Oops… It was really never broken. It was just pointing to the wrong location. Big oof..
CI/CD Funtimes
Gitlab offers a really nice gitlab-ci service to automate all the things. I use it to build docker images and then push those docker images to dockerhub. For more details, I covered building a pipeline in a previous post on 2019-09-03-gitlab-ci-cd.. (PS that post is mostly a rip off of another blog post. I will in no way take credit for that work; well.. maybe a small set of the customizable changes..)

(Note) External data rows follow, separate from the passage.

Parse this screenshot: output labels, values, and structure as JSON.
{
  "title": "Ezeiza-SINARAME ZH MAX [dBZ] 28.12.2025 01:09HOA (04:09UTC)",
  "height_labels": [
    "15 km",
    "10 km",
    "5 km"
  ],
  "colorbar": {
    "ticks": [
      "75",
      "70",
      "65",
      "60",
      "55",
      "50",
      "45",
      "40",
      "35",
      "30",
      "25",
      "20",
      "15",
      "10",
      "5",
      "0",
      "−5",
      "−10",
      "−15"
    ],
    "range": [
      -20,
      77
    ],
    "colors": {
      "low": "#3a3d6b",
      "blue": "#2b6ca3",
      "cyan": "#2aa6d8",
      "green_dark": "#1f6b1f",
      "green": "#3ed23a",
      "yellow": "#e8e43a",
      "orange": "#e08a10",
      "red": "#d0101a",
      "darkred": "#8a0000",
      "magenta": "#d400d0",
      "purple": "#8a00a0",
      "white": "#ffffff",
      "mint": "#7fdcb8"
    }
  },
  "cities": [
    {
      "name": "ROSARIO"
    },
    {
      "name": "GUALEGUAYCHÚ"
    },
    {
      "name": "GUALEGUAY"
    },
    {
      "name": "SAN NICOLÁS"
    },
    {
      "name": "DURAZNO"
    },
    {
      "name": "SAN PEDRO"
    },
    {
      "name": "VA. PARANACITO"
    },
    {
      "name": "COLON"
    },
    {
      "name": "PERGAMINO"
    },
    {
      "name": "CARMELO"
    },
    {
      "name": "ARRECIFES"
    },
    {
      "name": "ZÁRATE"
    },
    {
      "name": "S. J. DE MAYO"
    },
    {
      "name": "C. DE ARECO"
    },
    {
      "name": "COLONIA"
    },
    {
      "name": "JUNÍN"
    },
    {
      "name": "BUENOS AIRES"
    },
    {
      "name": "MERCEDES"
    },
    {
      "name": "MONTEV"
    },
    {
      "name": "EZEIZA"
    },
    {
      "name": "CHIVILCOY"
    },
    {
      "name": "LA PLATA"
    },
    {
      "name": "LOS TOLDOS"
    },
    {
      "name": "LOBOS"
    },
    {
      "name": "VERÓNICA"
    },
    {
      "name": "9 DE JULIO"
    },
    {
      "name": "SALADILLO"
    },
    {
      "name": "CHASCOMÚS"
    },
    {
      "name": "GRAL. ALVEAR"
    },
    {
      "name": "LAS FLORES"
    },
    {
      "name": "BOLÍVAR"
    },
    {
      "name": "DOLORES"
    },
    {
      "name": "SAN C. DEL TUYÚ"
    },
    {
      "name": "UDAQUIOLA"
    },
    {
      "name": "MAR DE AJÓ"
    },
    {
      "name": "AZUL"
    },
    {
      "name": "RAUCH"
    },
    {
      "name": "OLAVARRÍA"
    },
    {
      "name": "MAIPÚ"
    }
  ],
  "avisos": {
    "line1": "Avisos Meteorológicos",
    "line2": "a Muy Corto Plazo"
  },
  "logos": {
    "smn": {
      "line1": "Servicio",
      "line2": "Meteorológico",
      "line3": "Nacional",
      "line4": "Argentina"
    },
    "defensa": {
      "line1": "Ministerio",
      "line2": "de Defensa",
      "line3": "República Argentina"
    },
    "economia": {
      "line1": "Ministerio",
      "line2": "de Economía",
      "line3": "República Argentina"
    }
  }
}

In Gitlab’s cicd, I’m pretty sure logging is open and avialble. (available or not, there’s no chance I log passwords or sensitive data) Within the variables portion of the setup, there are some important variables that need to be set and filtered out of the output to have a docker image pushed to a registry! These important variables include:
CI_REGISTRY
CI_REGISTRY_IMAGE
CI_REGISTRY_PASSWORD
CI_REGISTRY_USER
These are used mainly to point to the specific registry, to login, and to point to where the remote image where is stored. I set and forgot them like any busy person would do.
No big deal right, wrong.
I wasn’t comprehending why my docker images weren’t being pushed to the correct location. They weren’t being pushed to hub.docker.com
and I wasn’t seeing them anywhere. The log output was showing the push was successful and I was seeing nothing but green ligts, but I couldn’t understand what was happening and why I wasn’t seeing the image pushed up to dockerhub! It was frustration at its finest.. I even opened a ticket with docker support I was so shook.
It was only until I noticed the image was being pushed to Gitlab’s internal registry and not to dockerhub.
Logs
As I was working on the issue today and pushing new tags to the repo thinking a tag push would solve my problems, I noticed in the cicd log output my image was being redirected and pushed to the gitlab registry… I then checked the gitlab registry and sure enough, all my created images were there. The problem that never existed had solved itself.